As far as the existential web has ever been, one can conclude that
every manifested form has an infinite past based on infinity of
relationships, which cannot exclude anything that existed, exists, or
is
liable to come into existence in future. This stream of thoughts has a
strong spiritual connotation, as it reveals humans' interconnectedness
with one another and with every other form, phenomenon, and process
through motion: changes, evolution, transformation.
According to the oldest sacred text of the ancient Hindus, Rig Veda,
(written in its present form between 1500 and 1000 BC), the existence
'started' with motion activated by “impregnators” and “powers”:
"The non-existent was not; the existence was not at that time. The
atmosphere was not, nor the heavens which are beyond. What was
concealed? Where? In whose protection? Was it water? An unfathomable
abyss?... What was below, what was above? There were impregnators,
there
were powers: powers below, impulses above" (Diniger, 1982).

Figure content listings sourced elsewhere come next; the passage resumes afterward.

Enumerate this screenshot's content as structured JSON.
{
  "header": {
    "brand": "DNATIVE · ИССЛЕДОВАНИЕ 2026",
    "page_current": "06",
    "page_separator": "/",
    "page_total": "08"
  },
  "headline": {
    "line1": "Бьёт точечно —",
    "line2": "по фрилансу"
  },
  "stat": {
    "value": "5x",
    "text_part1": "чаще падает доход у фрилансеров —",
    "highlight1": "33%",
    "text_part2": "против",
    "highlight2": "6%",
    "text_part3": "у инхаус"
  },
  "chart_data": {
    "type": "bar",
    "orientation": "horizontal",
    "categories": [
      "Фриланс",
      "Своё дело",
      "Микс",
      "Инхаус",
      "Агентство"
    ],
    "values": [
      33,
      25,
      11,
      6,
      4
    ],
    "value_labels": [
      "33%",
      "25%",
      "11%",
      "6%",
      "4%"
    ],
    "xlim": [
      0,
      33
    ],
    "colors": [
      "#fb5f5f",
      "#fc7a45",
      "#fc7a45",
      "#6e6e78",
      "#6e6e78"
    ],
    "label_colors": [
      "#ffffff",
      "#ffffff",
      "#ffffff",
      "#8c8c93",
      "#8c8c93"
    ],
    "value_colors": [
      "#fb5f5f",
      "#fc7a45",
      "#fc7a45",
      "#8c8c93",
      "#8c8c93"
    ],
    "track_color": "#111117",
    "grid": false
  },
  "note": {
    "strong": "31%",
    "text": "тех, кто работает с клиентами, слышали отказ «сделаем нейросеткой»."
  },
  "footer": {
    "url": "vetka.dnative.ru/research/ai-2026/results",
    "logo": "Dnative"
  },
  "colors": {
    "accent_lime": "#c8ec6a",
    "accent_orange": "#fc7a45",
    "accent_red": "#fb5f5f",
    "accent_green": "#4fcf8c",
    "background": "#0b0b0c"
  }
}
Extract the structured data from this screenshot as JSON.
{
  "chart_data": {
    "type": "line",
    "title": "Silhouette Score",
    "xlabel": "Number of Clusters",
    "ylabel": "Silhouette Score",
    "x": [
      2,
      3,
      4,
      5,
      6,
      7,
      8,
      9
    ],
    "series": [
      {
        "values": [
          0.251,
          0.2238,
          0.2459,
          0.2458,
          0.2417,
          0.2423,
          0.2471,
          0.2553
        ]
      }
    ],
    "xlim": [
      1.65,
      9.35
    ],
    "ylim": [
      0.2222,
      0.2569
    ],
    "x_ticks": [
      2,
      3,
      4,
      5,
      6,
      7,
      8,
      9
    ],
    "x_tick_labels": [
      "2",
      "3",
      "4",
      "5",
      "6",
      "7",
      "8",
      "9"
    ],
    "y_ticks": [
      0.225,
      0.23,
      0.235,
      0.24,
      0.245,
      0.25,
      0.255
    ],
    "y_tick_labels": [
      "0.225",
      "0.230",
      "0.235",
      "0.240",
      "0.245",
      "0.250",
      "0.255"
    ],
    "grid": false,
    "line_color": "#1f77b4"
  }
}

Powers and impulses ‘cooked’ the primordial soup on our planet and
extracted out of it the first proteins and then the first cells and the
first simplest organisms. After innumerable loops of the spiral of life
- a spiral full of spontaneous emergences, bifurcations and
transformations - the humans appeared. So we all were interconnected as
potentialities in the common source of the flow of life on the planet,
and we continue to be interconnected through this flow: we contribute
to
the changes of this flow, and its changes change us also.
Human beings’ interconnectedness does not mean sameness at individual
level; every individual has unique ‘motion’, a unique path towards
fulfilment of his or her urge to comprehend the Universal. The
differences between the individuals, their uncommon singularities, feed
the integrity of the web of their interrelationships and interactions.
Each individual singularity reflects the urge of the Universal to
realize a specific aspect of its infinite variety through the
self-organizing dynamics of the Individual. Unfortunately, the Social
obstructs the realization of this urge: along the whole history of the
human society there have been always social forces trying persistently
to kill the uniqueness of the Individual by imposing social orders
based
on oppression, exploitation and violence.
"If we fall only by a hair's breadth into the error of supposing that
'we' and 'they' are different things, not one, or supposing that all
things are the same, not different, weariness and envy and shame and
fear succeed one another in an endless train" (Zen).